Die Kirche der Auferstehung Christi, die sich im Kloster befindet, wurde 1676 von Metropolit Ion von Rostow erbaut. Seit 1803 diente sie als Klosterkirche der Uglitscher Geistlichen Schule. Es handelt sich um ein steinernes Gebäude mit einem stabilen Glockenturm. In der Kirche gibt es vier Altäre: den Hauptaltar zu Ehren der Auferstehung Christi, rechts den Altar zu Ehren der Wladimir-Ikone der Gottesmutter und der Smolensker Gottesmutter, links unten im warmen Seitenschiff den Altar zu Ehren des Zeichens der Gottesmutter und der Gottesmutter, die als Lebensspendende Quelle bezeichnet wird. Neben der Kirche befindet sich die steinerne Kapelle Znamenskaya, die der Überlieferung nach aus dem Tor der Klosterumfriedung erbaut wurde.
Die Kirche steht auf einem Grundstück von 63 Sazhen Länge und 7 bis 15 Sazhen Breite. Das hölzerne Pfarrhaus für die Geistlichen ist baufällig. Das Kirchenvermögen beträgt 1150 Rubel in Wertpapieren. Die Gemeinde zählt 47 Männer und 72 Frauen.

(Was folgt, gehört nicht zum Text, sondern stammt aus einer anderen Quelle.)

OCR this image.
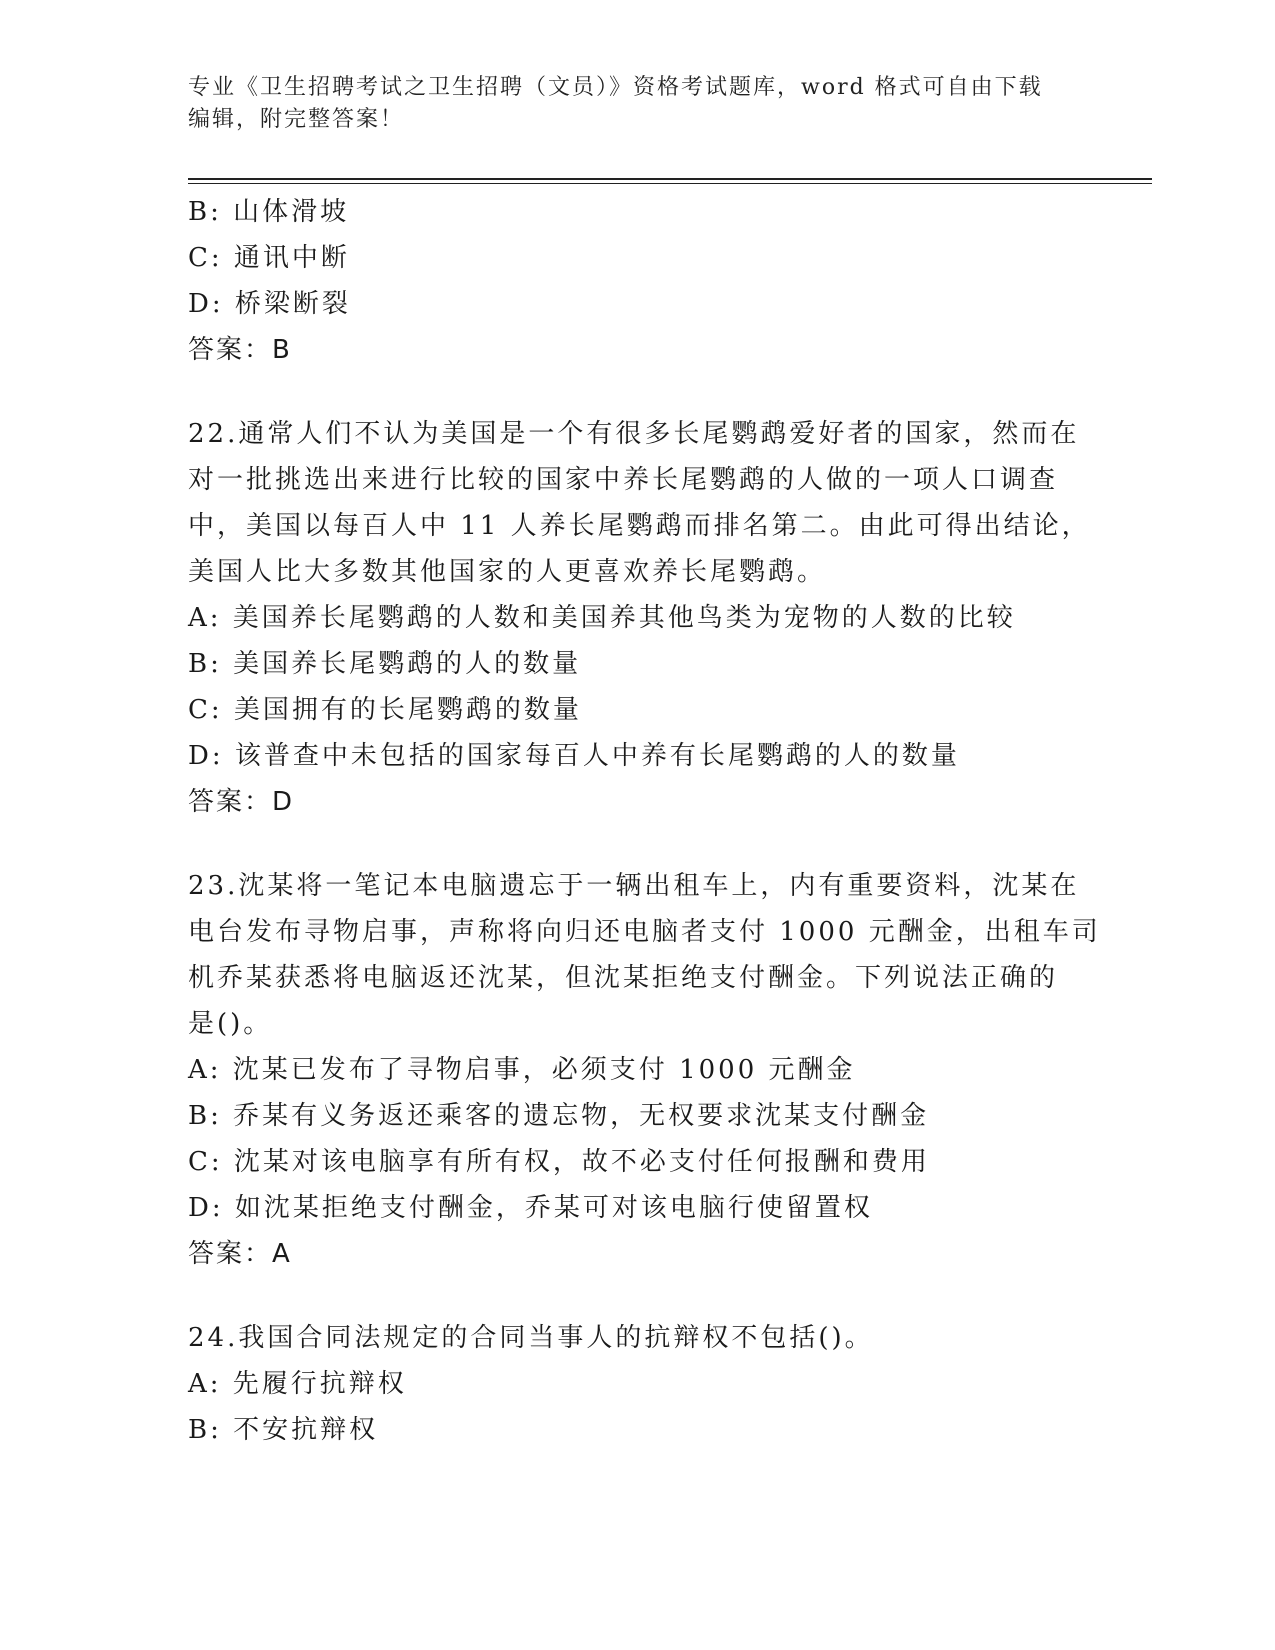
专业《卫生招聘考试之卫生招聘（文员）》资格考试题库，word 格式可自由下载
编辑，附完整答案！
B: 山体滑坡
C: 通讯中断
D: 桥梁断裂
答案：B
22.通常人们不认为美国是一个有很多长尾鹦鹉爱好者的国家，然而在
对一批挑选出来进行比较的国家中养长尾鹦鹉的人做的一项人口调查
中，美国以每百人中 11 人养长尾鹦鹉而排名第二。由此可得出结论，
美国人比大多数其他国家的人更喜欢养长尾鹦鹉。
A: 美国养长尾鹦鹉的人数和美国养其他鸟类为宠物的人数的比较
B: 美国养长尾鹦鹉的人的数量
C: 美国拥有的长尾鹦鹉的数量
D: 该普查中未包括的国家每百人中养有长尾鹦鹉的人的数量
答案：D
23.沈某将一笔记本电脑遗忘于一辆出租车上，内有重要资料，沈某在
电台发布寻物启事，声称将向归还电脑者支付 1000 元酬金，出租车司
机乔某获悉将电脑返还沈某，但沈某拒绝支付酬金。下列说法正确的
是()。
A: 沈某已发布了寻物启事，必须支付 1000 元酬金
B: 乔某有义务返还乘客的遗忘物，无权要求沈某支付酬金
C: 沈某对该电脑享有所有权，故不必支付任何报酬和费用
D: 如沈某拒绝支付酬金，乔某可对该电脑行使留置权
答案：A
24.我国合同法规定的合同当事人的抗辩权不包括()。
A: 先履行抗辩权
B: 不安抗辩权
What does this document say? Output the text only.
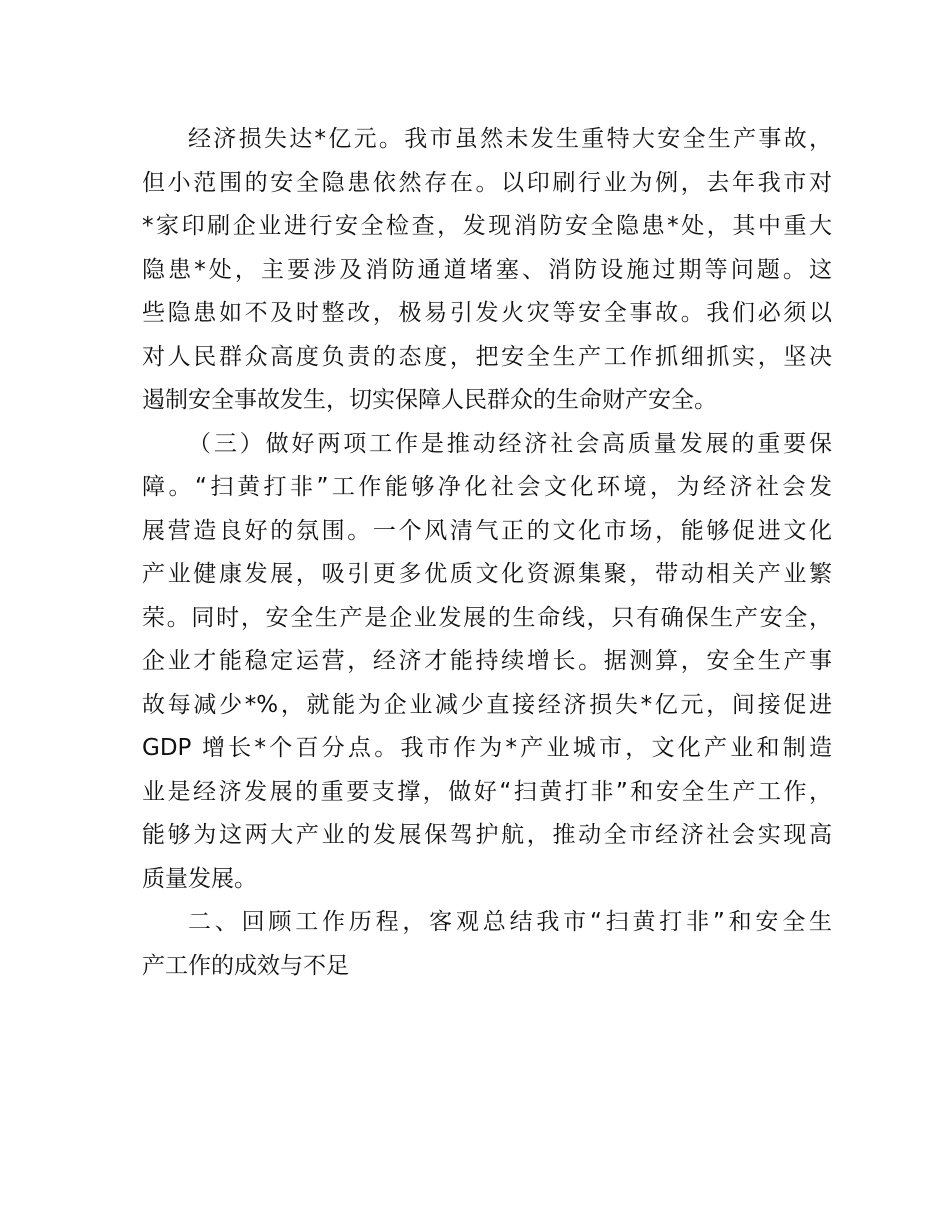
经济损失达*亿元。我市虽然未发生重特大安全生产事故，
但小范围的安全隐患依然存在。以印刷行业为例，去年我市对
*家印刷企业进行安全检查，发现消防安全隐患*处，其中重大
隐患*处，主要涉及消防通道堵塞、消防设施过期等问题。这
些隐患如不及时整改，极易引发火灾等安全事故。我们必须以
对人民群众高度负责的态度，把安全生产工作抓细抓实，坚决
遏制安全事故发生，切实保障人民群众的生命财产安全。
（三）做好两项工作是推动经济社会高质量发展的重要保
障。“扫黄打非”工作能够净化社会文化环境，为经济社会发
展营造良好的氛围。一个风清气正的文化市场，能够促进文化
产业健康发展，吸引更多优质文化资源集聚，带动相关产业繁
荣。同时，安全生产是企业发展的生命线，只有确保生产安全，
企业才能稳定运营，经济才能持续增长。据测算，安全生产事
故每减少*%，就能为企业减少直接经济损失*亿元，间接促进
GDP 增长*个百分点。我市作为*产业城市，文化产业和制造
业是经济发展的重要支撑，做好“扫黄打非”和安全生产工作，
能够为这两大产业的发展保驾护航，推动全市经济社会实现高
质量发展。
二、回顾工作历程，客观总结我市“扫黄打非”和安全生
产工作的成效与不足
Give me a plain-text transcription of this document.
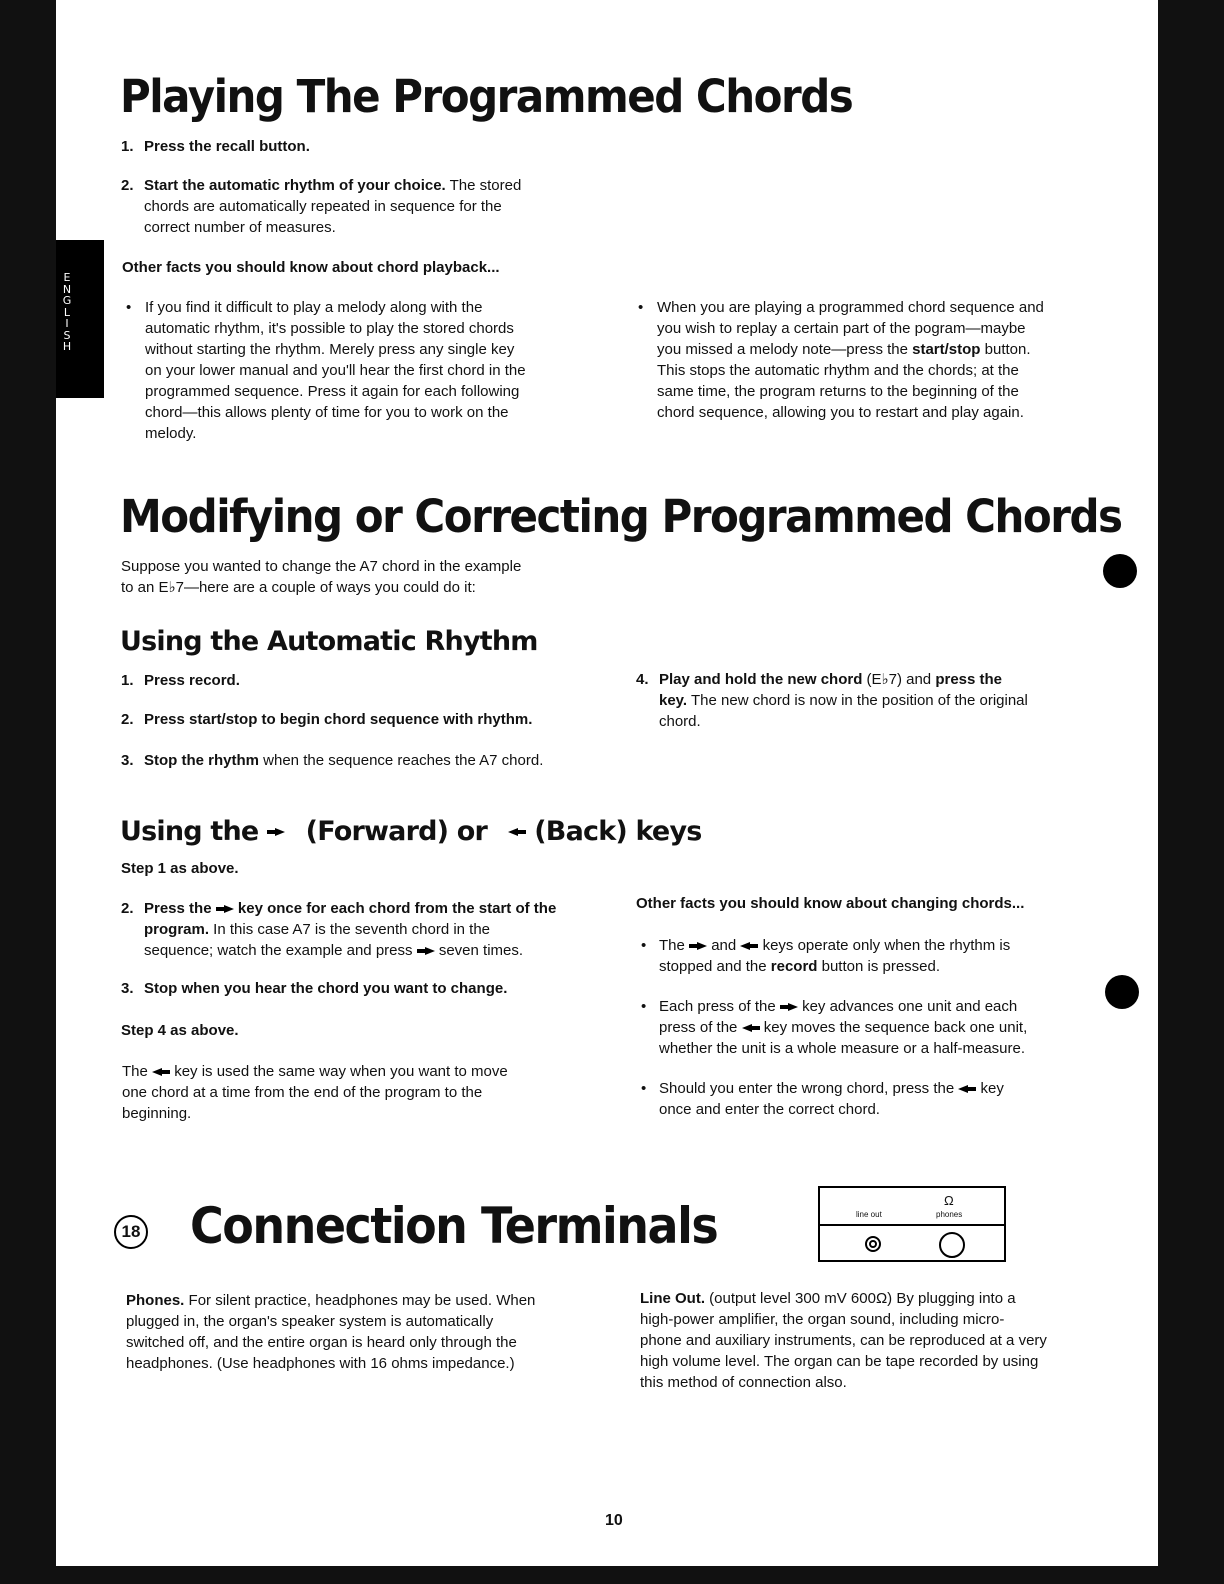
E
N
G
L
I
S
H
Playing The Programmed Chords
1. Press the recall button.
2. Start the automatic rhythm of your choice. The stored
chords are automatically repeated in sequence for the
correct number of measures.
Other facts you should know about chord playback...
• If you find it difficult to play a melody along with the
automatic rhythm, it's possible to play the stored chords
without starting the rhythm. Merely press any single key
on your lower manual and you'll hear the first chord in the
programmed sequence. Press it again for each following
chord—this allows plenty of time for you to work on the
melody.
• When you are playing a programmed chord sequence and
you wish to replay a certain part of the pogram—maybe
you missed a melody note—press the start/stop button.
This stops the automatic rhythm and the chords; at the
same time, the program returns to the beginning of the
chord sequence, allowing you to restart and play again.
Modifying or Correcting Programmed Chords
Suppose you wanted to change the A7 chord in the example
to an E♭7—here are a couple of ways you could do it:
Using the Automatic Rhythm
1. Press record.
2. Press start/stop to begin chord sequence with rhythm.
3. Stop the rhythm when the sequence reaches the A7 chord.
4. Play and hold the new chord (E♭7) and press the
key. The new chord is now in the position of the original
chord.
Using the (Forward) or (Back) keys
Step 1 as above.
2. Press the key once for each chord from the start of the
program. In this case A7 is the seventh chord in the
sequence; watch the example and press seven times.
3. Stop when you hear the chord you want to change.
Step 4 as above.
The key is used the same way when you want to move
one chord at a time from the end of the program to the
beginning.
Other facts you should know about changing chords...
• The and keys operate only when the rhythm is
stopped and the record button is pressed.
• Each press of the key advances one unit and each
press of the key moves the sequence back one unit,
whether the unit is a whole measure or a half-measure.
• Should you enter the wrong chord, press the key
once and enter the correct chord.
18 Connection Terminals	line out	phones
Ω
Phones. For silent practice, headphones may be used. When
plugged in, the organ's speaker system is automatically
switched off, and the entire organ is heard only through the
headphones. (Use headphones with 16 ohms impedance.)
Line Out. (output level 300 mV 600Ω) By plugging into a
high-power amplifier, the organ sound, including micro-
phone and auxiliary instruments, can be reproduced at a very
high volume level. The organ can be tape recorded by using
this method of connection also.
10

Die feste Besetzung des Klerus umfasst einen Priester, das Kirchenvermögen beträgt 1968 Rubel in Wertpapieren.
Die Kathedrale ist vielfältig geschmückt: Das Untergeschoss des Gebäudes ist mit Bögen durchbrochen, die Portale sind mit Ziegeln verschiedener Formen dekoriert, die Arkade der Galerie ist mit Fliesen gestaltet, und die Wände über der Galerie sind mit einem dekorativen Fries umgeben. Der Tempel wird von fünf zwiebelförmigen Kuppeln auf hohen, dünnen, geschlossenen Tambouren gekrönt, wobei die zentrale Kuppel deutlich größer ist als die seitlichen. Bis zur Schließung des Tempels wurden dort die Heiligtümer des Klosters aufbewahrt, darunter das Kirchenbild „Auferstehung mit den Passionen“ aus der ersten Hälfte des 17. Jahrhunderts, ein silberner, vergoldeter Kreuz, eine Sternenform und ein Kelch aus dem Jahr 1678 sowie das Evangelium aus dem Jahr 1644.